The cornerstone is that everything is accessible from anywhere I have an MCP-enabled LLM (mostly Claude AI, but also Claude Code). Concrete example: I was walking my dog. I’d been using Stripe Checkout on a commercialization experiment and hated it. Redirecting a developer to hosted checkout to sell them a developer tool is not a credible signal. On the walk, I asked Claude AI to brief me on Stripe Elements: integration shape, PCI envelope, what to think about.
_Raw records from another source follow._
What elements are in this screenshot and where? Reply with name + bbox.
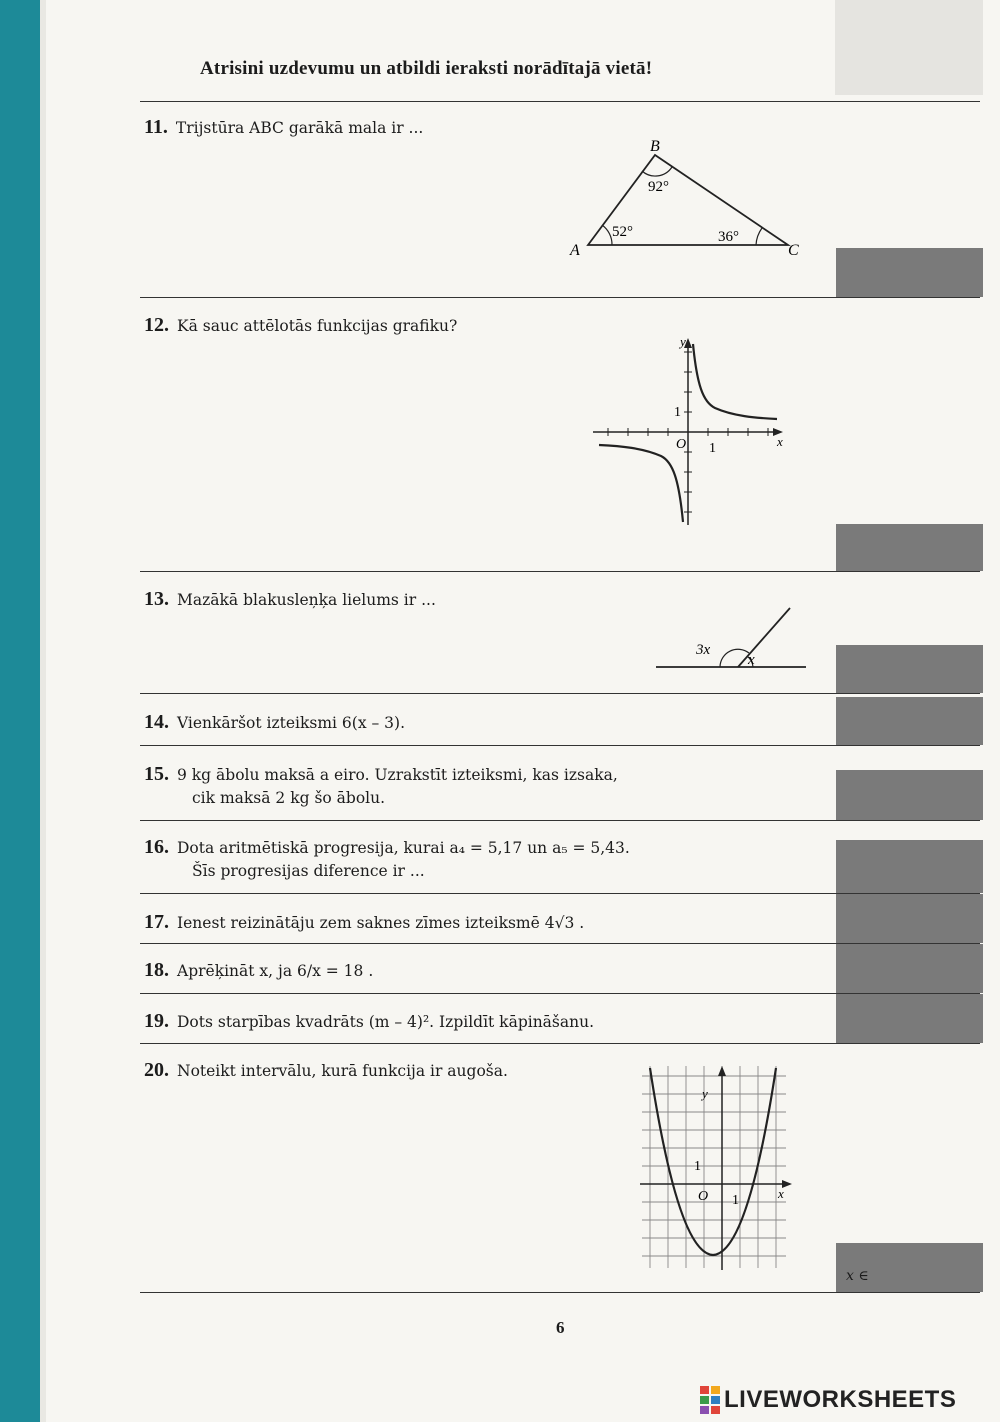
angle-arc-c: [756, 228, 762, 245]
question-text-line1: 9 kg ābolu maksā a eiro. Uzrakstīt izteiksmi, kas izsaka,: [177, 766, 618, 784]
question-text: Kā sauc attēlotās funkcijas grafiku?: [177, 317, 458, 335]
y-unit-label: 1: [674, 405, 681, 420]
answer-box-15[interactable]: [836, 770, 983, 820]
hyperbola-branch-1: [693, 344, 777, 419]
question-number: 15.: [144, 763, 169, 785]
page-number: 6: [556, 1318, 565, 1337]
adjacent-angles-figure: [650, 600, 810, 675]
origin-label: O: [676, 437, 687, 452]
answer-box-11[interactable]: [836, 248, 983, 297]
triangle-figure: [560, 135, 820, 263]
liveworksheets-logo: [700, 1386, 956, 1414]
angle-arc-b: [642, 167, 672, 176]
page-title: Atrisini uzdevumu un atbildi ieraksti norādītajā vietā!: [200, 58, 653, 79]
question-14: [144, 711, 405, 735]
question-text-line2: cik maksā 2 kg šo ābolu.: [192, 789, 386, 807]
angle-x-label: x: [748, 652, 755, 668]
logo-icon: [700, 1386, 720, 1414]
angle-b-label: 92°: [648, 179, 669, 195]
divider: [140, 101, 980, 102]
question-13: [144, 588, 436, 612]
hyperbola-graph: [585, 330, 795, 530]
angle-3x-label: 3x: [696, 642, 711, 658]
x-unit-label: 1: [732, 1193, 739, 1208]
question-11: [144, 116, 423, 140]
vertex-a-label: A: [570, 242, 580, 259]
corner-shadow: [835, 0, 983, 95]
divider: [140, 1292, 980, 1293]
angle-a-label: 52°: [612, 224, 633, 240]
question-text: Ienest reizinātāju zem saknes zīmes izteiksmē 4√3 .: [177, 914, 585, 932]
question-text: Dots starpības kvadrāts (m – 4)². Izpildīt kāpināšanu.: [177, 1013, 595, 1031]
question-text: Vienkāršot izteiksmi 6(x – 3).: [177, 714, 406, 732]
answer-box-16[interactable]: [836, 840, 983, 893]
answer-box-19[interactable]: [836, 994, 983, 1043]
divider: [140, 571, 980, 572]
ray: [738, 608, 790, 667]
logo-text: LIVEWORKSHEETS: [724, 1386, 957, 1413]
question-19: [144, 1010, 594, 1034]
question-12: [144, 314, 457, 338]
question-18: [144, 959, 373, 983]
vertex-c-label: C: [788, 242, 799, 259]
question-number: 17.: [144, 911, 169, 933]
answer-box-14[interactable]: [836, 697, 983, 745]
y-unit-label: 1: [694, 1159, 701, 1174]
interval-prefix: x ∈: [846, 1268, 869, 1284]
angle-c-label: 36°: [718, 229, 739, 245]
y-axis-arrow: [718, 1066, 726, 1076]
angle-arc-a: [602, 225, 612, 245]
question-number: 12.: [144, 314, 169, 336]
y-axis-label: y: [680, 334, 686, 349]
question-number: 16.: [144, 836, 169, 858]
y-axis-label: y: [702, 1086, 708, 1101]
question-text: Noteikt intervālu, kurā funkcija ir augoša.: [177, 1062, 508, 1080]
parabola-graph: [636, 1062, 796, 1272]
origin-label: O: [698, 1189, 709, 1204]
question-number: 13.: [144, 588, 169, 610]
question-17: [144, 911, 584, 935]
question-16: [144, 836, 630, 883]
question-number: 20.: [144, 1059, 169, 1081]
question-number: 19.: [144, 1010, 169, 1032]
question-number: 14.: [144, 711, 169, 733]
question-number: 18.: [144, 959, 169, 981]
question-text-line1: Dota aritmētiskā progresija, kurai a₄ = 5,17 un a₅ = 5,43.: [177, 839, 630, 857]
divider: [140, 1043, 980, 1044]
binding-strip: [0, 0, 40, 1422]
answer-box-17[interactable]: [836, 894, 983, 943]
x-axis-label: x: [778, 1186, 784, 1201]
question-20: [144, 1059, 508, 1083]
answer-box-18[interactable]: [836, 944, 983, 993]
grid: [642, 1066, 786, 1268]
answer-box-13[interactable]: [836, 645, 983, 693]
hyperbola-branch-2: [599, 445, 683, 522]
question-text: Trijstūra ABC garākā mala ir ...: [175, 119, 424, 137]
answer-box-12[interactable]: [836, 524, 983, 571]
divider: [140, 297, 980, 298]
divider: [140, 693, 980, 694]
x-axis-label: x: [777, 434, 783, 449]
x-unit-label: 1: [709, 441, 716, 456]
parabola-curve: [650, 1068, 776, 1255]
question-number: 11.: [144, 116, 168, 138]
question-text-line2: Šīs progresijas diference ir ...: [192, 862, 425, 880]
question-text: Aprēķināt x, ja 6/x = 18 .: [177, 962, 374, 980]
question-15: [144, 763, 618, 810]
divider: [140, 745, 980, 746]
divider: [140, 820, 980, 821]
vertex-b-label: B: [650, 138, 660, 155]
question-text: Mazākā blakusleņķa lielums ir ...: [177, 591, 436, 609]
I asked for wireframes in my theme, had it spec out the transition, then dispatched an Opus task to analyze the existing control-plane code and migrate the sign-up flow to Elements.
The reason that dispatch took five minutes instead of an hour: the system already had the project’s architectural decisions, history, and code patterns indexed and retrievable. I wasn’t writing a spec from scratch on a dog walk. I was composing one from structured context the system had been accumulating the whole time. By the time I got home it was done. I found a couple of minor state issues around checkout session reset, filed them as small tasks, and it shipped.
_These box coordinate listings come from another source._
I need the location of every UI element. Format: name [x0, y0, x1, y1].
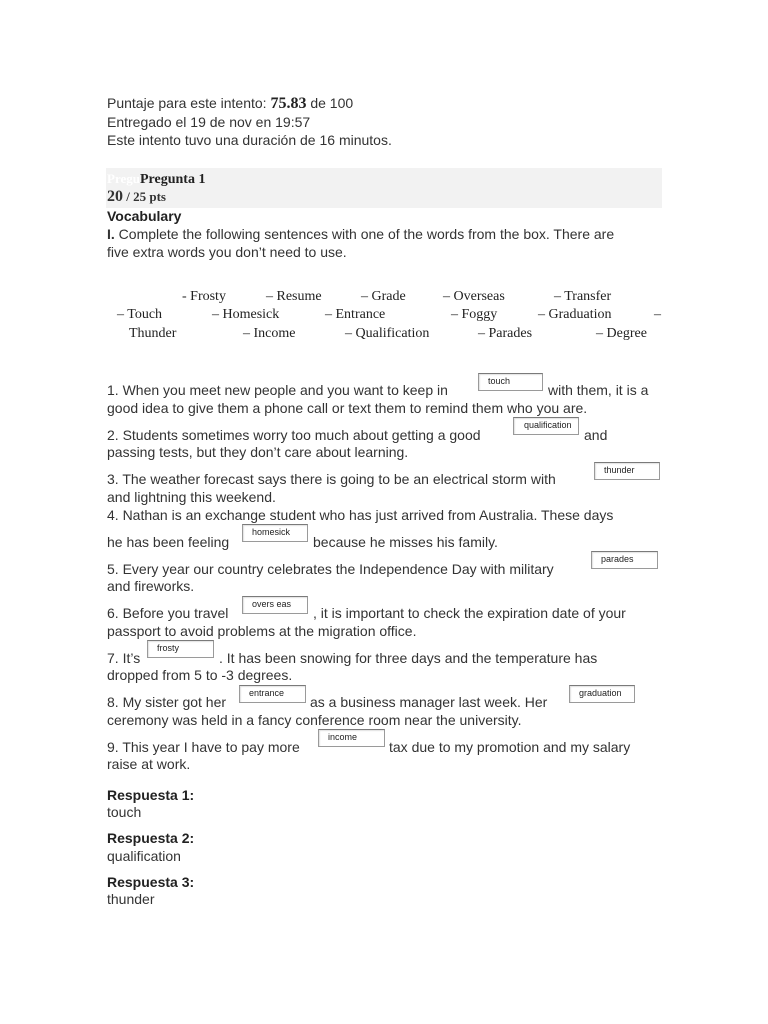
word-income: – Income — [243, 326, 296, 341]
sentence-7b: . It has been snowing for three days and the temperature has — [219, 650, 598, 666]
score-line — [107, 94, 353, 113]
answer-2-value: qualification — [107, 848, 181, 864]
score-value: 75.83 — [270, 95, 307, 112]
sentence-7c: dropped from 5 to -3 degrees. — [107, 667, 293, 683]
sentence-8a: 8. My sister got her — [107, 694, 227, 710]
instruction-number: I. — [107, 226, 115, 242]
sentence-5a: 5. Every year our country celebrates the Independence Day with military — [107, 561, 554, 577]
sentence-3c: and lightning this weekend. — [107, 489, 276, 505]
blank-4-input[interactable]: homesick — [242, 524, 308, 542]
answer-3-label: Respuesta 3: — [107, 874, 195, 890]
question-points — [107, 188, 166, 206]
word-dash: – — [654, 307, 661, 322]
blank-7-input[interactable]: frosty — [147, 640, 214, 658]
word-foggy: – Foggy — [451, 307, 498, 322]
question-points-total: / 25 pts — [123, 189, 166, 204]
word-homesick: – Homesick — [212, 307, 280, 322]
sentence-4a: 4. Nathan is an exchange student who has just arrived from Australia. These days — [107, 507, 614, 523]
sentence-5c: and fireworks. — [107, 578, 195, 594]
blank-1-input[interactable]: touch — [478, 373, 543, 391]
word-entrance: – Entrance — [325, 307, 386, 322]
sentence-4b: he has been feeling — [107, 534, 230, 550]
sentence-3a: 3. The weather forecast says there is going to be an electrical storm with — [107, 471, 556, 487]
word-touch: – Touch — [117, 307, 163, 322]
word-thunder: Thunder — [129, 326, 177, 341]
sentence-2a: 2. Students sometimes worry too much about getting a good — [107, 427, 481, 443]
attempt-duration: Este intento tuvo una duración de 16 minutos. — [107, 132, 392, 148]
sentence-9c: raise at work. — [107, 756, 191, 772]
sentence-1c: good idea to give them a phone call or text them to remind them who you are. — [107, 400, 588, 416]
word-graduation: – Graduation — [538, 307, 612, 322]
sentence-6c: passport to avoid problems at the migration office. — [107, 623, 417, 639]
blank-5-input[interactable]: parades — [591, 551, 658, 569]
question-title: Pregunta 1 — [139, 172, 206, 187]
sentence-2c: passing tests, but they don’t care about learning. — [107, 444, 409, 460]
question-title-row — [107, 171, 205, 188]
sentence-7a: 7. It’s — [107, 650, 141, 666]
instruction-text: Complete the following sentences with one of the words from the box. There are — [114, 226, 615, 242]
blank-6-input[interactable]: overs eas — [242, 596, 308, 614]
blank-9-input[interactable]: graduation — [569, 685, 635, 703]
word-transfer: – Transfer — [554, 289, 612, 304]
blank-2-input[interactable]: qualification — [513, 417, 579, 435]
sentence-1a: 1. When you meet new people and you want to keep in — [107, 382, 448, 398]
blank-10-input[interactable]: income — [318, 729, 385, 747]
word-degree: – Degree — [596, 326, 647, 341]
sentence-6b: , it is important to check the expiration date of your — [313, 605, 626, 621]
word-qualification: – Qualification — [345, 326, 430, 341]
word-parades: – Parades — [478, 326, 533, 341]
sentence-2b: and — [584, 427, 608, 443]
sentence-8b: as a business manager last week. Her — [310, 694, 548, 710]
word-frosty: - Frosty — [182, 289, 226, 304]
sentence-6a: 6. Before you travel — [107, 605, 229, 621]
blank-3-input[interactable]: thunder — [594, 462, 660, 480]
score-prefix: Puntaje para este intento: — [107, 95, 271, 111]
answer-3-value: thunder — [107, 891, 155, 907]
sentence-8c: ceremony was held in a fancy conference room near the university. — [107, 712, 522, 728]
sentence-9b: tax due to my promotion and my salary — [389, 739, 631, 755]
score-suffix: de 100 — [306, 95, 354, 111]
word-grade: – Grade — [361, 289, 406, 304]
submitted-date: Entregado el 19 de nov en 19:57 — [107, 114, 311, 130]
word-resume: – Resume — [266, 289, 322, 304]
sentence-9a: 9. This year I have to pay more — [107, 739, 300, 755]
word-overseas: – Overseas — [443, 289, 505, 304]
instruction-line-2: five extra words you don’t need to use. — [107, 244, 347, 260]
answer-1-label: Respuesta 1: — [107, 787, 195, 803]
question-hidden-label: Pregu — [107, 171, 140, 186]
question-score: 20 — [107, 188, 123, 205]
instruction-line-1 — [107, 225, 614, 243]
sentence-4c: because he misses his family. — [313, 534, 498, 550]
blank-8-input[interactable]: entrance — [239, 685, 306, 703]
answer-2-label: Respuesta 2: — [107, 830, 195, 846]
answer-1-value: touch — [107, 804, 142, 820]
section-title: Vocabulary — [107, 208, 182, 224]
sentence-1b: with them, it is a — [548, 382, 649, 398]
Architecture, in hindsight
Because the system grew organically as an exploration, I couldn’t design it fully upfront. I had plans, but not the full shape. Once I could see what was emerging, I retrofitted architecture onto it, with refactoring cycles when fragility showed up. The biggest one was task lifecycle: I went from scattered direct DB writes with no single owner to a finite state machine with state transitions and defined side effects. Speed of exploration and iteration beat guessing at a design I couldn’t fully conceptualize.
I ended up with around 60 MCP tools and spent real effort shrinking that surface. The clearest example is lifecycle management. Instead of start_task, stop_task, pause_task, and so on, there’s one transition_task tool that hooks into a finite state machine, and the FSM handles the side effects. Fewer tool definitions in the context window, cleaner error surface, easier to reason about, and critically the agent spends context budget on the work, not on choosing which verb to call. That’s context engineering applied to the decision surface.
The hard part of task management isn’t Jira-style workflow. It’s the failure states: SIGTERM, Claude API errors, hung tests, a worker that burned through its turn budget without escalating. Escalation is a genuinely hard alignment problem. Models don’t want to stop. They want to solve. When a worker hits an ambiguous state, missing context, or something that just doesn’t look right, the instinct is to keep trying rather than surface the uncertainty. I’ve been working through prompt engineering approaches to push back against that: explicit escalation criteria, dedicated stop conditions, framing the escalation itself as task success rather than failure. It helps, but it’s not fully solved. An agent that stops and asks is more useful than one that confidently goes sideways for 50 turns.
Ironically the easier part of the system was the knowledge layer. Some consideration was needed, but the actual implementations are fairly straightforward. The MCP surface includes score modifiers on individual records, so I can mark something “this is important” or “this is no longer relevant” without destroying the original knowledge.
The real payoff
The system is nice. I can pop into last week’s task, pull up the Claude session, see the associated conversations. But the thing I find addictive is the recall layer: a vectorized KB of project knowledge, conversations, brainstorms, decisions, task specs, results, review notes, accessible to my primary agents so I can design, plan, review, and remember. It’s context engineering for both the agent and the human. Everything upstream of that recall layer exists to keep it clean, structured, and addressable.